Compound Interest Calculator
Calculate the future value of your investment using the power of compounding. Adjust frequency to see the difference.
The Power of Compound Interest
Unlike simple interest, which is calculated only on the principal amount, compound interest is calculated on the principal amount and the accumulated interest of previous periods. Often called the "Eighth Wonder of the World", it causes wealth to grow exponentially over time.
How Does the Compound Interest Formula Work?
Our calculator uses the standard mathematical formula for compound interest:
A = P(1 + r/n)^(nt)
- A = Total Amount (Principal + Interest)
- P = Principal Amount
- r = Annual interest rate (in decimal form)

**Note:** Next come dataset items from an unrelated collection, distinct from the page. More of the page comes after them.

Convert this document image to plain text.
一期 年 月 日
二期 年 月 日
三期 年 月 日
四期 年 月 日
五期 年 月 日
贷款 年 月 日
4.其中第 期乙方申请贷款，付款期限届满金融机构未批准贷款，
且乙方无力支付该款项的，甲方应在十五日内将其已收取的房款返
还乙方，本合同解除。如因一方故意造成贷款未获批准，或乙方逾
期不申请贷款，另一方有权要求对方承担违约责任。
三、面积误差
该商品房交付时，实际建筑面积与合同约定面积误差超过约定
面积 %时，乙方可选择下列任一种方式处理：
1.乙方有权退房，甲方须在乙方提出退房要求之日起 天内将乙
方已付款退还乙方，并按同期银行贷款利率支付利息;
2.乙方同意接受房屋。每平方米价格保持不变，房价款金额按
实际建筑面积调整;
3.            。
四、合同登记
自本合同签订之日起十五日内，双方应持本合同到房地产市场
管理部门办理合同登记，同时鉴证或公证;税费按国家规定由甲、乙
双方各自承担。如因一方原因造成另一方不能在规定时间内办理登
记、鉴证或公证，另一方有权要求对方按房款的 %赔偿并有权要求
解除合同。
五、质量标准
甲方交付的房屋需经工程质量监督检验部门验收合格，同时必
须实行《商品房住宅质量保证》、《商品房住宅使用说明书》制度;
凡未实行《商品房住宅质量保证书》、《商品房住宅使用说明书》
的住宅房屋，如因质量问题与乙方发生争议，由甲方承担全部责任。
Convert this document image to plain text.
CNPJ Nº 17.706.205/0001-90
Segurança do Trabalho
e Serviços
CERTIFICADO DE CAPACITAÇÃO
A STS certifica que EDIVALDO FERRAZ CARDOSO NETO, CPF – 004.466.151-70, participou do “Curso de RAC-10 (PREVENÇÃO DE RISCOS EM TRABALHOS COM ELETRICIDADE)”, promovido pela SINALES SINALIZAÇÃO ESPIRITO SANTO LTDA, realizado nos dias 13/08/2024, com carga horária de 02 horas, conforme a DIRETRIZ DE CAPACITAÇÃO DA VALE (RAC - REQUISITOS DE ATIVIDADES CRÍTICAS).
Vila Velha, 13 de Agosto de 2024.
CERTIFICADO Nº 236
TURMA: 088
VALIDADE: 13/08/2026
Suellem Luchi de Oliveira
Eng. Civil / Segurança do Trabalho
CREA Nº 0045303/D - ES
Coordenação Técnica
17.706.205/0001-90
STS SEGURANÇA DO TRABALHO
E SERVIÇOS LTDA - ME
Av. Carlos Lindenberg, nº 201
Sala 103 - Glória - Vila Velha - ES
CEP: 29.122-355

- n = Number of times interest is compounded per year
- t = Time the money is invested or borrowed for, in years
Compounding Frequency & About the Data
The frequency of compounding makes a significant difference. If you invest at 10% annual interest, compounding it monthly rather than annually will yield a higher return because the interest earned in January will itself earn interest in February. Try toggling between Annually and Monthly in the calculator to see the difference!
Frequently Asked Questions
Have questions about this tool? Find quick answers here.
- Compound interest is the addition of interest to the principal sum of a loan or deposit, or in other words, interest on interest. It is the result of reinvesting interest, rather than paying it out, so that interest in the next period is then earned on the principal sum plus previously accumulated interest.
- The formula is A = P(1 + r/n)^(nt), where A is the final amount, P is the principal balance, r is the annual interest rate, n is the number of times interest is compounded per year, and t is the number of years.
- The more frequently interest is compounded (e.g., daily vs. annually), the higher the effective yield will be. This means a monthly compounding schedule will give slightly higher returns than a yearly compounding schedule at the same nominal rate.
- The Rule of 72 is a quick mental math shortcut to estimate how long it will take for an investment to double. You divide 72 by the annual rate of return. For example, at an 8% interest rate, your money will double in approximately 9 years (72 ÷ 8 = 9).
Educational Purposes Only
The calculations provided by this tool are for educational and informational purposes only and do not constitute financial, investment, or tax advice. Actual rates, terms, and outcomes may vary based on your financial institution and market conditions. Please consult with a qualified financial advisor before making any major financial decisions.